Каждый раз по какой-то причине ее отношения с очередным покровителем, видимо, разваливались. Когда она устроила сына пансионером в городской коллеж, Франк уже все понимал и упросил ее больше не приезжать к нему, хотя она неизменно привозила с собой кучу подарков.

— Но почему?

— Потому.

— Ребята что-нибудь тебе сказали?

— Нет.

Лотта хотела выучить его на врача или адвоката. Это была ее мечта.

К счастью, грянула война, и школы на несколько месяцев закрылись. А когда открылись снова, ему уже исполнилось пятнадцать.

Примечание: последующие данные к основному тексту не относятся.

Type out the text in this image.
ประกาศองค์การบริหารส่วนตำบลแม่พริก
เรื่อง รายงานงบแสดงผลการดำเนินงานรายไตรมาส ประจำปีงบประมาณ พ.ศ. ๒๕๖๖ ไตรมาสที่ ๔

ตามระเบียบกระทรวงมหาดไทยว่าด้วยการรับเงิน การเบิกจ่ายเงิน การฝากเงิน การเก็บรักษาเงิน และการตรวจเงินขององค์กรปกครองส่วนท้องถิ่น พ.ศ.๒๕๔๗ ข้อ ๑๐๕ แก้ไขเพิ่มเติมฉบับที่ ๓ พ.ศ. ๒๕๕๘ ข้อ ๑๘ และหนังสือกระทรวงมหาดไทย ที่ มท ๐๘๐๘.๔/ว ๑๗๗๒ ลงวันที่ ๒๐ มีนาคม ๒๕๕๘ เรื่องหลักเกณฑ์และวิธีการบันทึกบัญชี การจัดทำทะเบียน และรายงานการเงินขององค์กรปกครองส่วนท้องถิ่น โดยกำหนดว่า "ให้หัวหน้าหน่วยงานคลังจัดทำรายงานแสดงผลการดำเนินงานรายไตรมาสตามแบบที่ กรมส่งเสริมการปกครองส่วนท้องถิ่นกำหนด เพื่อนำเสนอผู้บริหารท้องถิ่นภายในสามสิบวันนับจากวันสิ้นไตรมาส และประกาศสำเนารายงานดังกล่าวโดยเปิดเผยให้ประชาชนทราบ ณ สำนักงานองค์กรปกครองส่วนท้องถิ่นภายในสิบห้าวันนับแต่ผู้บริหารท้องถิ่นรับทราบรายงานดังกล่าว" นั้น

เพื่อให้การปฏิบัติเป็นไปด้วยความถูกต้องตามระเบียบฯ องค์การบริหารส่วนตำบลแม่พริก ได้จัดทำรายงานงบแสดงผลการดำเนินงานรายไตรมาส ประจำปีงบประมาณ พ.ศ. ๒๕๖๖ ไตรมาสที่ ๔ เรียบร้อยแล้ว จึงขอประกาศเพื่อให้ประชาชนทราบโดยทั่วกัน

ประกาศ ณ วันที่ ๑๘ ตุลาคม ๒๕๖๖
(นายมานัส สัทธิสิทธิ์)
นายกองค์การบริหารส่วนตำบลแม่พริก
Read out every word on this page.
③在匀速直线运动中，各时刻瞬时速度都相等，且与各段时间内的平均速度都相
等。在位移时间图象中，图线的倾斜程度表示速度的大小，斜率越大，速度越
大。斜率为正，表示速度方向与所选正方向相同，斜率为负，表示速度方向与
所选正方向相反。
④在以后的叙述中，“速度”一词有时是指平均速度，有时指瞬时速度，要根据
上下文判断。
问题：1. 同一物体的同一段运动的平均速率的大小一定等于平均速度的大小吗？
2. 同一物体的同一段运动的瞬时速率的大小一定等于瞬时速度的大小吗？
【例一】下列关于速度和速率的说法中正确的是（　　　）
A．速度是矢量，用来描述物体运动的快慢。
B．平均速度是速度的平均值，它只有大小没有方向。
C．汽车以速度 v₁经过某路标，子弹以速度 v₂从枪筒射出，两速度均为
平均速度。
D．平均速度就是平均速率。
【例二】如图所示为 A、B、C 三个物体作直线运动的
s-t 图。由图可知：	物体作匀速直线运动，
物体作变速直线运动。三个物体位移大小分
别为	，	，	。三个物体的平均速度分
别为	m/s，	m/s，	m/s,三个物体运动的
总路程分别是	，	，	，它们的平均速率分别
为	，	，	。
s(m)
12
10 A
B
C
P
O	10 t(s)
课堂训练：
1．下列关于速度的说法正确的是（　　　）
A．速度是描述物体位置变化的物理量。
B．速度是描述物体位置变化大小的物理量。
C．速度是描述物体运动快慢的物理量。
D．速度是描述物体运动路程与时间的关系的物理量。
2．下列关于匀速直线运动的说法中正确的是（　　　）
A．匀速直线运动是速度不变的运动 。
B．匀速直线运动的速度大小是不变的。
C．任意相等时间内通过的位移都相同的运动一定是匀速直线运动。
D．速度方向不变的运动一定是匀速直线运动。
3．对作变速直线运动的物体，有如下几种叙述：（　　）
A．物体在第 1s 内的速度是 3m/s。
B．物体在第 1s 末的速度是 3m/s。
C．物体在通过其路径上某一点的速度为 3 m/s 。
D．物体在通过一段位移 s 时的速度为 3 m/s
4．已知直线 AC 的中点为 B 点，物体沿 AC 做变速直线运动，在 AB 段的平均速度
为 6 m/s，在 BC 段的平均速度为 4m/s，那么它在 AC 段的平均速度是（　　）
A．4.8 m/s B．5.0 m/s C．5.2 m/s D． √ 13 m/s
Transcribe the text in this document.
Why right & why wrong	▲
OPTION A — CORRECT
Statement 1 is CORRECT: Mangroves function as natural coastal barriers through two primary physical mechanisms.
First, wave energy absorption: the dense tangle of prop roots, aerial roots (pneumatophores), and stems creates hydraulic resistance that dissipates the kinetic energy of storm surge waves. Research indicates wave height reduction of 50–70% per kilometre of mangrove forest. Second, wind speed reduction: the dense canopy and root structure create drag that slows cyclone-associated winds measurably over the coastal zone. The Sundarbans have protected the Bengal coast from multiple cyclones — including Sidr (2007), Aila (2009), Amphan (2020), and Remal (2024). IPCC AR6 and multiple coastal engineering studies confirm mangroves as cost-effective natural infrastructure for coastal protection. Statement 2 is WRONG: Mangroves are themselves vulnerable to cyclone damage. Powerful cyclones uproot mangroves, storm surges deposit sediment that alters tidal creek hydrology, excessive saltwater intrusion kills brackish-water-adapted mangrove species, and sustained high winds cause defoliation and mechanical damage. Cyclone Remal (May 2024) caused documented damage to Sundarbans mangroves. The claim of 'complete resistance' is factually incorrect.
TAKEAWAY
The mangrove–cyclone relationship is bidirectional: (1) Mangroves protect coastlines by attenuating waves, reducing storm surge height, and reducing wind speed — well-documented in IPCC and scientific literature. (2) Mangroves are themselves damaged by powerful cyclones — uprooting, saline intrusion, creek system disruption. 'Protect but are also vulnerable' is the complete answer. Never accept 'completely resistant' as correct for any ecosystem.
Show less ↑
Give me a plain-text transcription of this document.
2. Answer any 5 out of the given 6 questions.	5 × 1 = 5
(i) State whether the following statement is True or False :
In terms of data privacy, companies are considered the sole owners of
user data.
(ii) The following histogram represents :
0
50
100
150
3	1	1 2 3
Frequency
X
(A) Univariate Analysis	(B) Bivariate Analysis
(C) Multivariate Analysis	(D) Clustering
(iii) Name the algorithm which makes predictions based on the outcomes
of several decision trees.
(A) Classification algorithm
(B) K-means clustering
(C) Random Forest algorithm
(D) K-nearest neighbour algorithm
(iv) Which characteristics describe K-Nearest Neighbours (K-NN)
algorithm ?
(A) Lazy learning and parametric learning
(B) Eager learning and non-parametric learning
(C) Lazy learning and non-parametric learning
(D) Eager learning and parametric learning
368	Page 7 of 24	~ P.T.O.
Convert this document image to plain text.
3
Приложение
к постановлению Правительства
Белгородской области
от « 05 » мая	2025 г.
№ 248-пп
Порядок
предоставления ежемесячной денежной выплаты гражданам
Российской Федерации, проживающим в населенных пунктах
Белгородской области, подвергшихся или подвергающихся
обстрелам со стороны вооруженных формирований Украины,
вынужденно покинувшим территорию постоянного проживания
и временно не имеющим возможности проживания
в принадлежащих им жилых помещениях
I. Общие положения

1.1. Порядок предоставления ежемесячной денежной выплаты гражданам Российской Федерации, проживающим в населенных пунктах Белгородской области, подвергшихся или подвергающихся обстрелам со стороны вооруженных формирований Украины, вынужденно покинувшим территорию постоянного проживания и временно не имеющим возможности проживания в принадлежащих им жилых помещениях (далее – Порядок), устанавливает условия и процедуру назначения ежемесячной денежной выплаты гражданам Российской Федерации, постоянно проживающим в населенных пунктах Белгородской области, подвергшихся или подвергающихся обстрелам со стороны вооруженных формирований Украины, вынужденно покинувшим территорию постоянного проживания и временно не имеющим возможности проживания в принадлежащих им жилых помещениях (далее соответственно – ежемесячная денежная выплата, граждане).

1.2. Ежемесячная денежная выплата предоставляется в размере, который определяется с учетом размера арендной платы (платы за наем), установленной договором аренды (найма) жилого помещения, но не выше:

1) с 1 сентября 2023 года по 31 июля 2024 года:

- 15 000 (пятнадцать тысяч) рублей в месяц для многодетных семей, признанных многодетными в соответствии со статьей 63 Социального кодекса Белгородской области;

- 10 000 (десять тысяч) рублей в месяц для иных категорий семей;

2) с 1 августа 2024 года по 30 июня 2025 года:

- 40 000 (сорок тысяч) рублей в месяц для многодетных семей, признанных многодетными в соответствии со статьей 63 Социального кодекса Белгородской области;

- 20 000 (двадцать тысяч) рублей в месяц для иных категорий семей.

— В коллеж не вернусь, — объявил он.

— Почему, Франк?

— Потому.

Ему не удалось узнать, не напоминает ли он Лотте кого-нибудь, но еще в детстве Франк заметил: стоит ему состроить определенную мину, как мать перестает настаивать, теряется и уступает.

Она называет этот его прием «делать закрытое лицо».

Затем жизнь у всех настолько усложнилась, что Лотте стало не до образования сына. В оборот вошла фраза:

— Потом, когда это кончится.

А это все продолжается. И он уже мужчина. Не так давно в перепалке, где, в отличие от матери, он остался совершенно спокоен, Франк, прищурясь, холодно бросил Лотте:

— Шлюха!

Теперь так же невозмутимо он командует Адлеру:

— Стоп!

Они почти у площади. Направо улочка, где машину никто не заметит. К тому же на улицах ни души. Свет из окон пробивается редко — жители плотно затворили ставни, и признаки жизни еле угадываются в темноте. В окнах школы, в тех пяти окнах, которые он столько раз бил из рогатки, тоже ни огонька.

— Идете? — спрашивает он парня, сидящего сзади.

Тот с простецкой сердечностью отзывается:

— Зови меня Стан.

И, похлопав себя по карманам, добавляет:

— Твой приятель велел ничего с собой не брать. Я не ошибся?

У Франка при себе пистолет — этого хватит. Адлер будет ждать их в машине.

— Подождете? — спрашивает Франк, заглядывая водителю в лицо.

— А для чего я здесь? — высокомерно и чуть брезгливо парирует тот.

Снег под ногами скрипит сильнее, чем в городе. За домами виднеются садики, елки, живые изгороди, ощетиненные сосульками. Дом Вильмоша на площади справа, немного в глубину.

Света не заметно, но ведь жилые комнаты выходят на задворки.

— Не вмешивайся — я все сделаю сам.

— Ладно.

— Возможно, придется их припугнуть.

— Не впервой.

— А может, и поприжать.

— О чем речь!

Франк не был здесь уже долгие годы, но его ноги наверняка ступают по былым следам. Часовщик Вильмош, его часы и замечательный сад — самое, пожалуй, живое воспоминание его детства.

Он еще не добрался до двери, а, кажется, уже узнал запах дома, который всю жизнь был для него домом стариков: часовщик Вильмош с сестрой всегда казались мальчику старыми.

Франк вытаскивает из кармана темный фуляр и обвязывает им лицо до самых глаз. Стан порывается что-то сказать.

— Ты — другое дело: тебя тут не знают. Но если настаиваешь…

И Франк протягивает спутнику второй шейный платок: он все предусмотрел.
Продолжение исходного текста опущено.